60 kg: Mike Fuenffinger (Army/WCAP) vs Ildar Hafizov (Army/WCAP)

With Hafizov and Fuenffinger, it is an opportunity to observe the most technically-proficient lightweight in the country (Hafizov) and a superb well-rounded wrestler who has vastly improved the past two seasons (Fuenffinger). What this series also has to offer is familiarity. Fuenffinger and Hafizov are training partners who have traded wins in big matches recently (‘18 US Open semis, ‘19 Schultz final, and ‘19 Open final), and to ignore that degree of intimacy would be foolhardy entering a stage as grand as this one. 

Hafizov is classical. He can navigate to two-on-one’s or pummel for underhooks like nobody’s business. Whatever he does, stout positioning (hips in, good posture) is almost always sustained. An array of throws are at his disposal on the feet because of this. Fuenffinger’s arsenal has expanded in kind, but given his background, is more apt to improvise and create counters and scrambles. They are fast movers who like a quick pace and these matches could swing wildly in one direction or the other. Close scores favor Fuenffinger, wide margins favor Hafizov. 

130 kg: Adam Coon (NYAC/Cliff Keen, world no. 2) vs Cohlton Schultz (Sunkist)

Rutgers had its main event with Patrick Smith versus Kamal Bey. For Greco in Lincoln, that honor gets passed to Coon and Schultz, and you know what? They deserve it. 

After falling just short of his attempt to make the Trials finals in both disciplines for the second year in a row, Coon has had the luxury (or responsibility) of focusing only on Greco. The last time he truly honed in on this style, he shocked the World in Budapest. But against Schultz, victory is certainly not assured. At just 18 years of age, the incoming freshman at ASU (who was a Cadet Greco World Champion, Junior World bronze, and medalist at however many other age-group events) has been everywhere and actually holds more international experience than Coon. It’s crazy, but it’s true. 

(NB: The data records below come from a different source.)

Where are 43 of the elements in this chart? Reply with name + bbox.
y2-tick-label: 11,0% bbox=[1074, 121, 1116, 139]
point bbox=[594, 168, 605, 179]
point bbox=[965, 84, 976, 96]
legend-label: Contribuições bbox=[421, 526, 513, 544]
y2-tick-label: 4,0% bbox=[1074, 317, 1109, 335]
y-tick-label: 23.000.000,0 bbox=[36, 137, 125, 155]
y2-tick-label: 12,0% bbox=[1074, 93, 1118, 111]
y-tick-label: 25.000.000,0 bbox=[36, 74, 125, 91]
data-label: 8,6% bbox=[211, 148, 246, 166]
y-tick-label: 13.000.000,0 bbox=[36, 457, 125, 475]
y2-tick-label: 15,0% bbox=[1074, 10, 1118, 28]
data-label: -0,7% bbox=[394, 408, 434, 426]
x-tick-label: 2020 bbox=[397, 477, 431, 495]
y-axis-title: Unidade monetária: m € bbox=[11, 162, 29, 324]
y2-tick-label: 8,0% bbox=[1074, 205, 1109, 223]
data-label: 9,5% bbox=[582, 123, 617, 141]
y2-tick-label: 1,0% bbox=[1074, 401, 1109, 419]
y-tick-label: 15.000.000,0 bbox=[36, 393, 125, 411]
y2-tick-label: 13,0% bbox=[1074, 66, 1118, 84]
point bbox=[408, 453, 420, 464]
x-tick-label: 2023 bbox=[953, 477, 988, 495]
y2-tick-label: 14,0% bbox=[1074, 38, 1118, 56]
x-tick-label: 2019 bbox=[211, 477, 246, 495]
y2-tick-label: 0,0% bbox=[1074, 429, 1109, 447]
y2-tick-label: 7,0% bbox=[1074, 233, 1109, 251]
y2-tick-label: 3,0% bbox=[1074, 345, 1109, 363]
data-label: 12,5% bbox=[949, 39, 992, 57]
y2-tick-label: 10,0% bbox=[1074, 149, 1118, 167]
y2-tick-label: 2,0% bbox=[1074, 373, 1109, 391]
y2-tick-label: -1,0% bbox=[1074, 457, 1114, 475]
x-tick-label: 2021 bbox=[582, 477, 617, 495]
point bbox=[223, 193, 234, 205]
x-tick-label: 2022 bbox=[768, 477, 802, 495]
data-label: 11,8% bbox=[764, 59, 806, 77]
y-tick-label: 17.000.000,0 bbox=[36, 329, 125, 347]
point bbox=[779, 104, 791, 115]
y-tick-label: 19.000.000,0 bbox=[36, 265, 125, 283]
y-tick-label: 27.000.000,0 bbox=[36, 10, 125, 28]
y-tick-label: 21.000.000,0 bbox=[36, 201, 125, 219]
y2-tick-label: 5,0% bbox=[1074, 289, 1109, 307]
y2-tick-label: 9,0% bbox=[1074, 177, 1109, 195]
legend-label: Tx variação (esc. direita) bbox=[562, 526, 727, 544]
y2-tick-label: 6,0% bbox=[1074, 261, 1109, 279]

It is hard not to constantly picture Coon’s over/under bodylock playing a major role in this series as a hold, but will it be an actual scoring technique? Because there is no doubt Schultz has game-planned for it. The youthful star doesn’t have an edge in size or strength, but he might when it comes to sheer Greco athleticism. Although Coon is a three-style marvel, it is Schultz who has demonstrated more scrambles (though the majority of that is at age group). He is also, obviously, adept at floating over gutwrenches. 

Coon can overwhelm Schultz early and deploy that bodylock en-route to a sudden victory. But they’ve got three matches penciled in, not just one. Schultz will be heard from, bank on it. And he is also not the returning World silver medalist, so all the pressure resides in the other corner. Expect a tactical dogfight that sees the tension build and build. If it can do that, it will be great for the winner -- and great for the sport.